Aunt Lily did not see the omitted sentence till the two sisters were
alone together later in the afternoon. It filled her eyes with tears.
'Poor Maurice,' she said; 'he wrote something of the same kind to me.'
'I expect we shall see him wonderfully shaken up and brightened when he
comes home. The numbness he talks of was half of it Mary's dislike to
us all, only I never would let her keep me aloof from him.'
'I almost wish he had taken Dolores out to Phyllis. I am not in the
least fulfilling his ideal towards her.'
'Nor would Phyllis, unless the voyage had had as much effect on her as
it seems to have had upon Maurice. So you don't get on any better?'
'Not a bit. It is a case of parallel lines. We don't often have
collisions--unless Wilfred gets an opportunity of provoking her.'
'Why don't you send that boy to school?'
'I shall after Christmas. He is quite well now, and to have him at
home is bad both for himself and the others.
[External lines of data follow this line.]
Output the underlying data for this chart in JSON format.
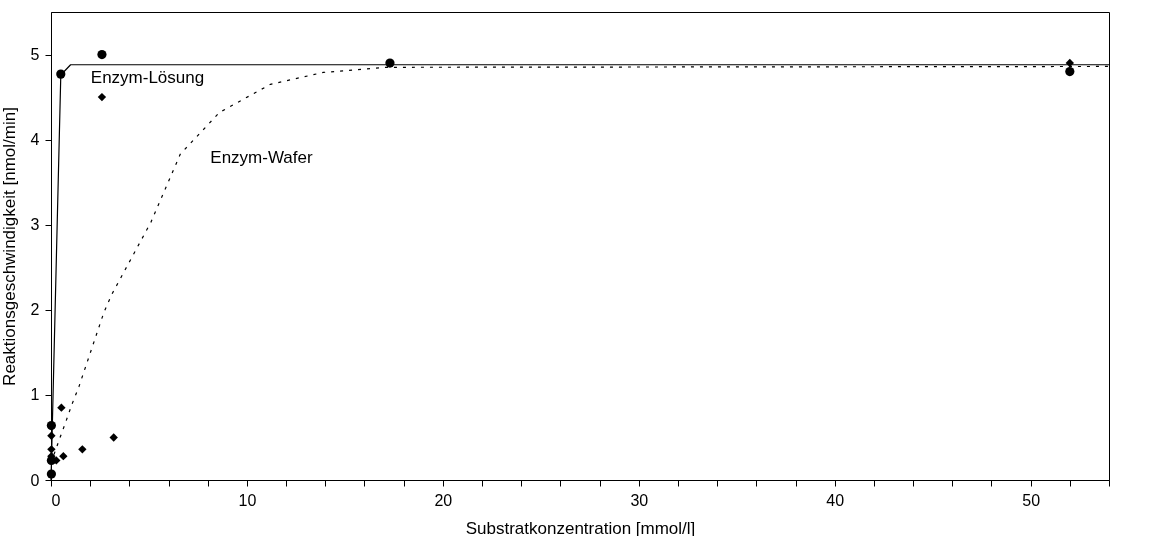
{
  "chart_data": {
    "type": "scatter",
    "xlabel": "Substratkonzentration [mmol/l]",
    "ylabel": "Reaktionsgeschwindigkeit [nmol/min]",
    "xlim": [
      0,
      54
    ],
    "ylim": [
      0,
      5.5
    ],
    "xticks": [
      0,
      {
        "value": 2,
        "label": null
      },
      {
        "value": 4,
        "label": null
      },
      {
        "value": 6,
        "label": null
      },
      {
        "value": 8,
        "label": null
      },
      10,
      {
        "value": 12,
        "label": null
      },
      {
        "value": 14,
        "label": null
      },
      {
        "value": 16,
        "label": null
      },
      {
        "value": 18,
        "label": null
      },
      20,
      {
        "value": 22,
        "label": null
      },
      {
        "value": 24,
        "label": null
      },
      {
        "value": 26,
        "label": null
      },
      {
        "value": 28,
        "label": null
      },
      30,
      {
        "value": 32,
        "label": null
      },
      {
        "value": 34,
        "label": null
      },
      {
        "value": 36,
        "label": null
      },
      {
        "value": 38,
        "label": null
      },
      40,
      {
        "value": 42,
        "label": null
      },
      {
        "value": 44,
        "label": null
      },
      {
        "value": 46,
        "label": null
      },
      {
        "value": 48,
        "label": null
      },
      50,
      {
        "value": 52,
        "label": null
      },
      {
        "value": 54,
        "label": null
      }
    ],
    "yticks": [
      0,
      1,
      2,
      3,
      4,
      5
    ],
    "grid": false,
    "series": [
      {
        "marker": "circle",
        "color": "#000000",
        "x": [
          0.02,
          0.02,
          0.02,
          0.5,
          2.6,
          17.3,
          52
        ],
        "values": [
          0.07,
          0.23,
          0.64,
          4.77,
          5.0,
          4.9,
          4.8
        ]
      },
      {
        "marker": "diamond",
        "color": "#000000",
        "x": [
          0.02,
          0.02,
          0.02,
          0.27,
          0.53,
          0.63,
          1.6,
          3.2,
          2.6,
          52
        ],
        "values": [
          0.52,
          0.36,
          0.28,
          0.23,
          0.85,
          0.28,
          0.36,
          0.5,
          4.5,
          4.9
        ]
      },
      {
        "type": "line",
        "line_style": "solid",
        "marker": "none",
        "color": "#000000",
        "x": [
          0,
          0.5,
          1,
          54
        ],
        "values": [
          0,
          4.76,
          4.88,
          4.88
        ]
      },
      {
        "type": "line",
        "line_style": "dotted",
        "marker": "none",
        "color": "#000000",
        "x": [
          0,
          0.4,
          0.75,
          1.07,
          1.43,
          2.7,
          3.1,
          5.1,
          6.6,
          8.6,
          11.2,
          13.9,
          17.1,
          54
        ],
        "values": [
          0.2,
          0.46,
          0.68,
          0.89,
          1.1,
          1.97,
          2.18,
          3.03,
          3.83,
          4.32,
          4.65,
          4.79,
          4.85,
          4.86
        ]
      }
    ],
    "annotations": [
      {
        "text": "Enzym-Lösung",
        "x": 0.5,
        "y": 4.77
      },
      {
        "text": "Enzym-Wafer",
        "x": 6.6,
        "y": 3.83
      }
    ]
  }
}
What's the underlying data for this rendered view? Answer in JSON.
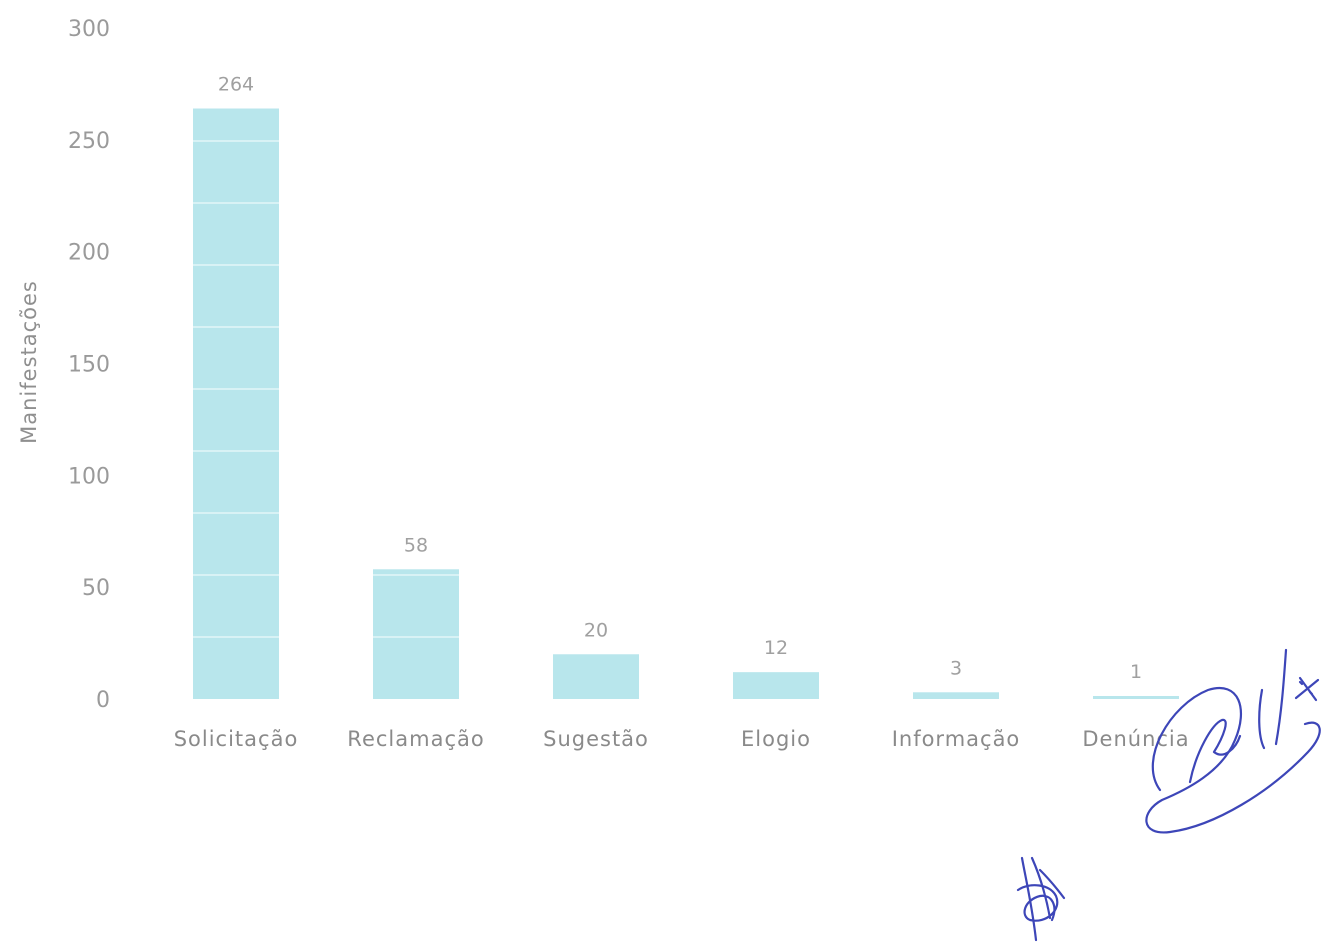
{
  "chart_data": {
    "type": "bar",
    "categories": [
      "Solicitação",
      "Reclamação",
      "Sugestão",
      "Elogio",
      "Informação",
      "Denúncia"
    ],
    "values": [
      264,
      58,
      20,
      12,
      3,
      1
    ],
    "data_labels": [
      "264",
      "58",
      "20",
      "12",
      "3",
      "1"
    ],
    "title": "",
    "xlabel": "",
    "ylabel": "Manifestações",
    "ylim": [
      0,
      300
    ],
    "yticks": [
      0,
      50,
      100,
      150,
      200,
      250,
      300
    ],
    "ytick_labels": [
      "0",
      "50",
      "100",
      "150",
      "200",
      "250",
      "300"
    ],
    "grid": false,
    "legend": "none",
    "bar_color": "#b8e6ec",
    "bar_stripe_color": "#d8f2f5"
  },
  "signatures": {
    "primary_ink_color": "#3d46b8"
  }
}
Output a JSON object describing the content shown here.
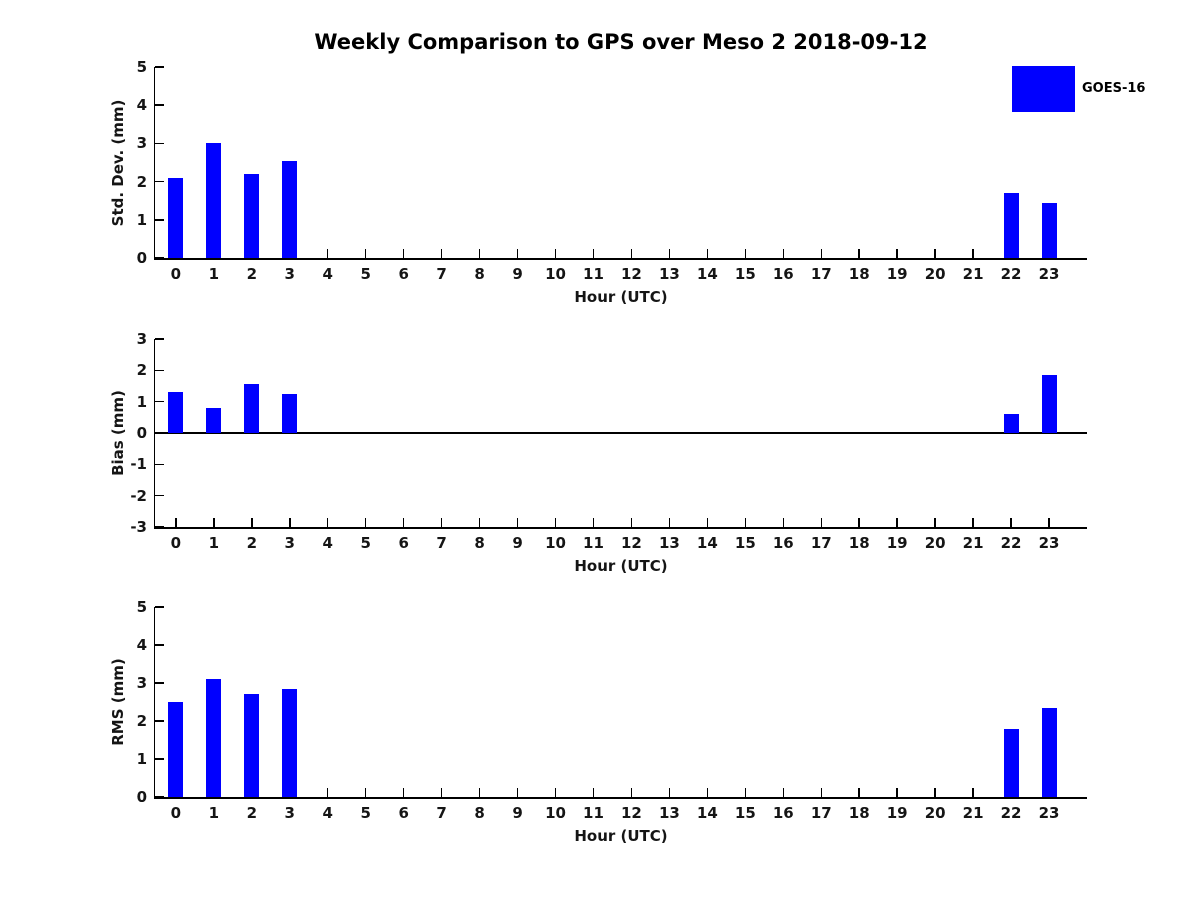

He needs licking into
shape as only boys can do to one another, and he is not a model for
Fergus, especially since Harry has been away.'
'What does he do?'
'Nothing very brilliant, nor of the kind one half forgives for the
drollery of it. Putting mustard into the custard was the worst, I
think; inciting the dogs to bring the cattle down on the girls when
they cross the paddock; shutting up their books when the places are
found--those are the sort of things; putting that very life-like wild
cat chauffe-pied with glaring eyes in Dolly's bed.